Target (TGT) ended the recent trading session at $136.47, demonstrating a -1.66% swing from the preceding day’s closing price. The stock trailed the S&P 500, which registered a daily gain of 0.12%. Meanwhile, the Dow gained 0.52%, and the Nasdaq, a tech-heavy index, lost 0.23%.
Prior to today’s trading, shares of the retailer had gained 4.77% over the past month. This has outpaced the Retail-Wholesale sector’s loss of 4.43% and the S&P 500’s loss of 3.45% in that time.
The investment community will be closely monitoring the performance of Target in its forthcoming earnings report. It is anticipated that the company will report an EPS of $2.14, marking a 28.19% fall compared to the same quarter of the previous year. Simultaneously, our latest consensus estimate expects the revenue to be $30.38 billion, showing a 4.81% drop compared to the year-ago quarter.
TGT’s full-year Zacks Consensus Estimates are calling for earnings of $8.60 per share and revenue of $106.03 billion. These results would represent year-over-year changes of -3.8% and -1.28%, respectively.
Furthermore, it would be beneficial for investors to monitor any recent shifts in analyst projections for Target. These revisions typically reflect the latest short-term business trends, which can change frequently. Therefore, positive revisions in estimates convey analysts’ confidence in the company’s business performance and profit potential.
Our research demonstrates that these adjustments in estimates directly associate with imminent stock price performance. To utilize this, we have created the Zacks Rank, a proprietary model that integrates these estimate changes and provides a functional rating system.

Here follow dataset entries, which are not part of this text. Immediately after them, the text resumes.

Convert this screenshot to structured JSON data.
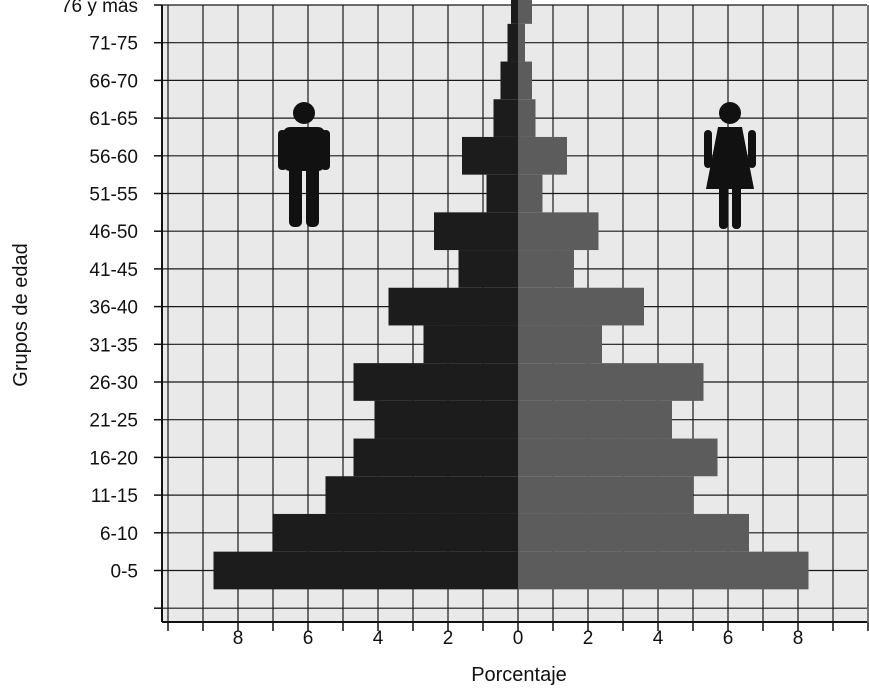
{
  "chart_data": {
    "type": "bar",
    "orientation": "horizontal",
    "xlabel": "Porcentaje",
    "ylabel": "Grupos de edad",
    "xlim": [
      -10,
      10
    ],
    "x_tick_values": [
      8,
      6,
      4,
      2,
      0,
      2,
      4,
      6,
      8
    ],
    "x_tick_labels": [
      "8",
      "6",
      "4",
      "2",
      "0",
      "2",
      "4",
      "6",
      "8"
    ],
    "categories": [
      "0-5",
      "6-10",
      "11-15",
      "16-20",
      "21-25",
      "26-30",
      "31-35",
      "36-40",
      "41-45",
      "46-50",
      "51-55",
      "56-60",
      "61-65",
      "66-70",
      "71-75",
      "76 y más"
    ],
    "series": [
      {
        "icon": "male-figure-icon",
        "color": "#1c1c1c",
        "side": "left",
        "values": [
          8.7,
          7.0,
          5.5,
          4.7,
          4.1,
          4.7,
          2.7,
          3.7,
          1.7,
          2.4,
          0.9,
          1.6,
          0.7,
          0.5,
          0.3,
          0.2
        ]
      },
      {
        "icon": "female-figure-icon",
        "color": "#5c5c5c",
        "side": "right",
        "values": [
          8.3,
          6.6,
          5.0,
          5.7,
          4.4,
          5.3,
          2.4,
          3.6,
          1.6,
          2.3,
          0.7,
          1.4,
          0.5,
          0.4,
          0.2,
          0.4
        ]
      }
    ],
    "grid": true,
    "background_color": "#e9e9e9",
    "grid_color": "#1a1a1a"
  }
}
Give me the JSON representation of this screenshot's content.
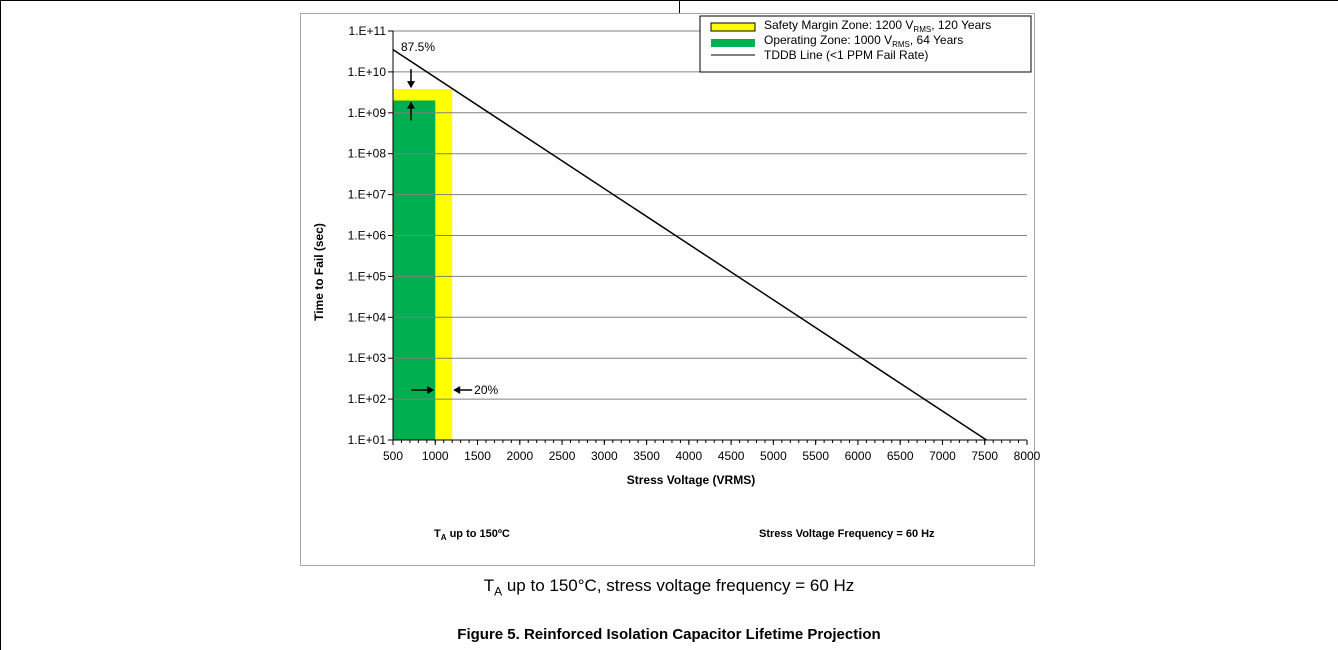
{
  "caption": {
    "subscript_symbol": "T",
    "subscript": "A",
    "text": " up to 150°C, stress voltage frequency = 60 Hz"
  },
  "figure_title": "Figure 5. Reinforced Isolation Capacitor Lifetime Projection",
  "colors": {
    "safety": "#ffff00",
    "operating": "#00b050",
    "grid": "#808080",
    "line": "#000000"
  },
  "chart_data": {
    "type": "line",
    "xlabel": "Stress Voltage (VRMS)",
    "ylabel": "Time to Fail (sec)",
    "xlim": [
      500,
      8000
    ],
    "ylim_log10": [
      1,
      11
    ],
    "y_scale": "log",
    "x_ticks": [
      "500",
      "1000",
      "1500",
      "2000",
      "2500",
      "3000",
      "3500",
      "4000",
      "4500",
      "5000",
      "5500",
      "6000",
      "6500",
      "7000",
      "7500",
      "8000"
    ],
    "y_ticks": [
      "1.E+01",
      "1.E+02",
      "1.E+03",
      "1.E+04",
      "1.E+05",
      "1.E+06",
      "1.E+07",
      "1.E+08",
      "1.E+09",
      "1.E+10",
      "1.E+11"
    ],
    "grid": "horizontal",
    "legend_position": "top-right",
    "legend": [
      {
        "main": "Safety Margin Zone:  1200 V",
        "sub": "RMS",
        "tail": ", 120 Years"
      },
      {
        "main": "Operating Zone:  1000 V",
        "sub": "RMS",
        "tail": ", 64 Years"
      },
      {
        "main": "TDDB Line (<1 PPM Fail Rate)",
        "sub": "",
        "tail": ""
      }
    ],
    "zones": [
      {
        "name": "Safety Margin Zone",
        "x_start": 500,
        "x_end": 1200,
        "y_top": 3800000000.0
      },
      {
        "name": "Operating Zone",
        "x_start": 500,
        "x_end": 1000,
        "y_top": 2000000000.0
      }
    ],
    "series": [
      {
        "name": "TDDB Line (<1 PPM Fail Rate)",
        "x": [
          500,
          7520
        ],
        "y": [
          35000000000.0,
          10.0
        ]
      }
    ],
    "annotations": {
      "top_percent": "87.5%",
      "side_percent": "20%",
      "note_left_symbol": "T",
      "note_left_sub": "A",
      "note_left_rest": "  up to 150ºC",
      "note_right": "Stress Voltage Frequency  =  60 Hz"
    }
  }
}
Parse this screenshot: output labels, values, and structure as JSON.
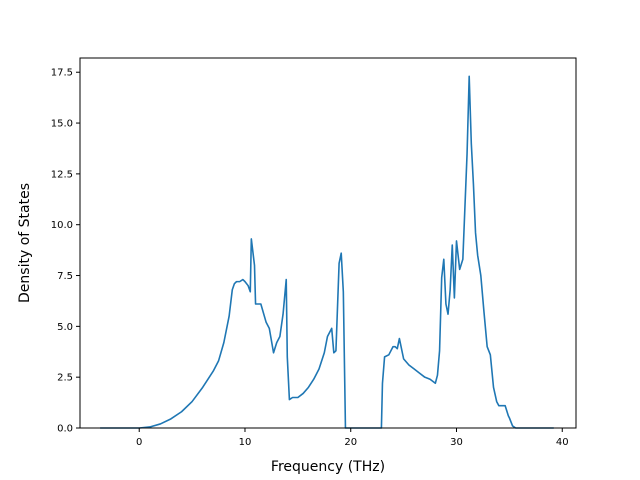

The Zacks Rank system, running from #1 (Strong Buy) to #5 (Strong Sell), holds an admirable track record of superior performance, independently audited, with #1 stocks contributing an average annual return of +25% since 1988. Over the last 30 days, the Zacks Consensus EPS estimate has witnessed an unchanged state. As of now, Target holds a Zacks Rank of #5 (Strong Sell).
Investors should also note Target’s current valuation metrics, including its Forward P/E ratio of 16.13. This valuation marks a discount compared to its industry’s average Forward P/E of 20.31.
It’s also important to note that TGT currently trades at a PEG ratio of 2.28. The PEG ratio is similar to the widely-used P/E ratio, but this metric also takes the company’s expected earnings growth rate into account. TGT’s industry had an average PEG ratio of 2.28 as of yesterday’s close.